Unley vs Goodwood.
Comparing two suburbs with median house prices of $1,671,000 and $2,110,000.
Unley (median $1,671,000) is roughly 21% cheaper to buy into than Goodwood ($2,110,000). Over the past year, Goodwood (+11.1%) ran 11.1 percentage points ahead of Unley (0%) on house-price growth.
For buyers
Unley is the lower entry point at $1,671,000 median, 21% below the other suburb. For first home buyers, that translates to a smaller deposit and lower stamp duty bill.
For investors
Investors face a yield-versus-growth split: Unley delivers the better gross yield (2.33% vs 1.71%), but Goodwood has run faster on capital growth this year. The right pick depends on whether you're optimising for cash flow or capital appreciation.
For families
School and household data is too similar between the two to call a winner on family fit. Check the individual profiles for street-level school catchments.
Common questions
Is Unley or Goodwood cheaper to buy in?
Unley has the lower median house price at $1,671,000, roughly 21% below Goodwood ($2,110,000). The gap on units is usually similar but worth checking on the full suburb profiles.

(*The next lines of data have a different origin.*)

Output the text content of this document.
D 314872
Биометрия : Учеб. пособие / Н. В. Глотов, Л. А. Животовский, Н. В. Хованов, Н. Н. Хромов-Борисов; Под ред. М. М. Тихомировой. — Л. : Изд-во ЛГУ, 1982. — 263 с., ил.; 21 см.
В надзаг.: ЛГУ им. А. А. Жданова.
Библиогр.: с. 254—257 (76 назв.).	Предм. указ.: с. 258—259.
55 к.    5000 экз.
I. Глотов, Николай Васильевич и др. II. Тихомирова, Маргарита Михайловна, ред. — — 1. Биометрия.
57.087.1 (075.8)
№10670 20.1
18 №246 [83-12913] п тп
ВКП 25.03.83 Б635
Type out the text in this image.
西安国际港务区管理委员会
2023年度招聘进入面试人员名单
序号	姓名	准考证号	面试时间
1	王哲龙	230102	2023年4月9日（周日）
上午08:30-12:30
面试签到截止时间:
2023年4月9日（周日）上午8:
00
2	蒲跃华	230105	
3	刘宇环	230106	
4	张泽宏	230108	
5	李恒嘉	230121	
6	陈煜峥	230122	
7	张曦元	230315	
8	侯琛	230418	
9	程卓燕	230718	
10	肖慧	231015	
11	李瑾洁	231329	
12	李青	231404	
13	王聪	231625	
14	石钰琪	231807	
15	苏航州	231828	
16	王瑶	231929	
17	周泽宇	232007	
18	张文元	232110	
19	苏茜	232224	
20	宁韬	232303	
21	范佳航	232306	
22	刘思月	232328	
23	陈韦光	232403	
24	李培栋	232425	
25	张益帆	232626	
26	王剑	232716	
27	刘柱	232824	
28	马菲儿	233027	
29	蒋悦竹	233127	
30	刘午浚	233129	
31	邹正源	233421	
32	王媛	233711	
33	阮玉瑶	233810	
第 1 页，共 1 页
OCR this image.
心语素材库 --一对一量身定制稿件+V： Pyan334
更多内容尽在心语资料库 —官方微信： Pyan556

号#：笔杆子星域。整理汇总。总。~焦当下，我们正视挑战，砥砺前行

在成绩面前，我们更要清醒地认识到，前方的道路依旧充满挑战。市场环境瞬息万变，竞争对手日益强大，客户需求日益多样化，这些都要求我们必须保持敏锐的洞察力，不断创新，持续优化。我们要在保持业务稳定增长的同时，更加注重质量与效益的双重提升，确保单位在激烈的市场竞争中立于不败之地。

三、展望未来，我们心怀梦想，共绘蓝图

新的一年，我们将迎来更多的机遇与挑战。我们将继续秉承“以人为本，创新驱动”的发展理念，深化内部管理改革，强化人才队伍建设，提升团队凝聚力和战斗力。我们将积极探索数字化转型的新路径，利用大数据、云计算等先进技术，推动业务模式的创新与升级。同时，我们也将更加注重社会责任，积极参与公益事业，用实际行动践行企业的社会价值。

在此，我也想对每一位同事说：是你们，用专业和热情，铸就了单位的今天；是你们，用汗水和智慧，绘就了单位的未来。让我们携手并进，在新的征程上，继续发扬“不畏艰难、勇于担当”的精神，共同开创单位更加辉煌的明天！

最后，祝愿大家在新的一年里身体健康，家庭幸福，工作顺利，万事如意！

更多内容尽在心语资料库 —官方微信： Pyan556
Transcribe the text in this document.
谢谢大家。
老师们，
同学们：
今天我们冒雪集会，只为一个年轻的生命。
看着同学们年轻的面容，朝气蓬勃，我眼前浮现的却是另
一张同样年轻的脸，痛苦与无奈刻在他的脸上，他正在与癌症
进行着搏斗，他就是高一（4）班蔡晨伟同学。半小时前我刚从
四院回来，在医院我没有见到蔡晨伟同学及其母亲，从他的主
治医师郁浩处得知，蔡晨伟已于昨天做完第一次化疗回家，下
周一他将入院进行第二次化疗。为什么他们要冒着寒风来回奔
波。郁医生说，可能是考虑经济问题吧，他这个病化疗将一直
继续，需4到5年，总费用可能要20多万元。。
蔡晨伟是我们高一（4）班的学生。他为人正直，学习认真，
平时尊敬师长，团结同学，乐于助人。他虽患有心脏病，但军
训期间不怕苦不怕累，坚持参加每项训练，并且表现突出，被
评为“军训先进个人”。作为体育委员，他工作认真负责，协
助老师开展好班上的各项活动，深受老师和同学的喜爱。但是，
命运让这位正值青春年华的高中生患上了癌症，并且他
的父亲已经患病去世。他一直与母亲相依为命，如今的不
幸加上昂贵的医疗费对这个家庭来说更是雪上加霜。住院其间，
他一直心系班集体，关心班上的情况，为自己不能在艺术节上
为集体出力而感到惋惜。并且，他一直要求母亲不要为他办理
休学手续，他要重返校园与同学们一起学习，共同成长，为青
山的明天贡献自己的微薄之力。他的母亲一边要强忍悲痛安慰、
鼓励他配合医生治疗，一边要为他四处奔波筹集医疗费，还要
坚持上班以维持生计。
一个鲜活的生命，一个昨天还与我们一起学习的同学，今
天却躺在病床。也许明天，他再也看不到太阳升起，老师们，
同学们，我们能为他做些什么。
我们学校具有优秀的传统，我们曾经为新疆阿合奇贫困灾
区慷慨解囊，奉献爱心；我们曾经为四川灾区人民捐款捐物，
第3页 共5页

Which has stronger property growth, Unley or Goodwood?
Over the past 12 months, Goodwood grew +11.1% vs 0% in Unley, a gap of 11.1 percentage points. Twelve-month growth can swing year to year, so weight long-run trends from the individual suburb profiles before making a buy decision.
Which suburb has higher rental yield, Unley or Goodwood?
Gross rental yield on houses is 2.33% in Unley vs 1.71% in Goodwood. Gross yield equals annual rent divided by purchase price. Net yield (after strata, rates, insurance, agent fees and maintenance) typically runs 1.5-2 percentage points lower.
The numbers behind the take
Price & Market
Rental
Lifestyle & Demographics
Risk & Hazard
Schools
Climate
Green dot = better on that metric (lower price, higher growth, higher walkability, lower risk).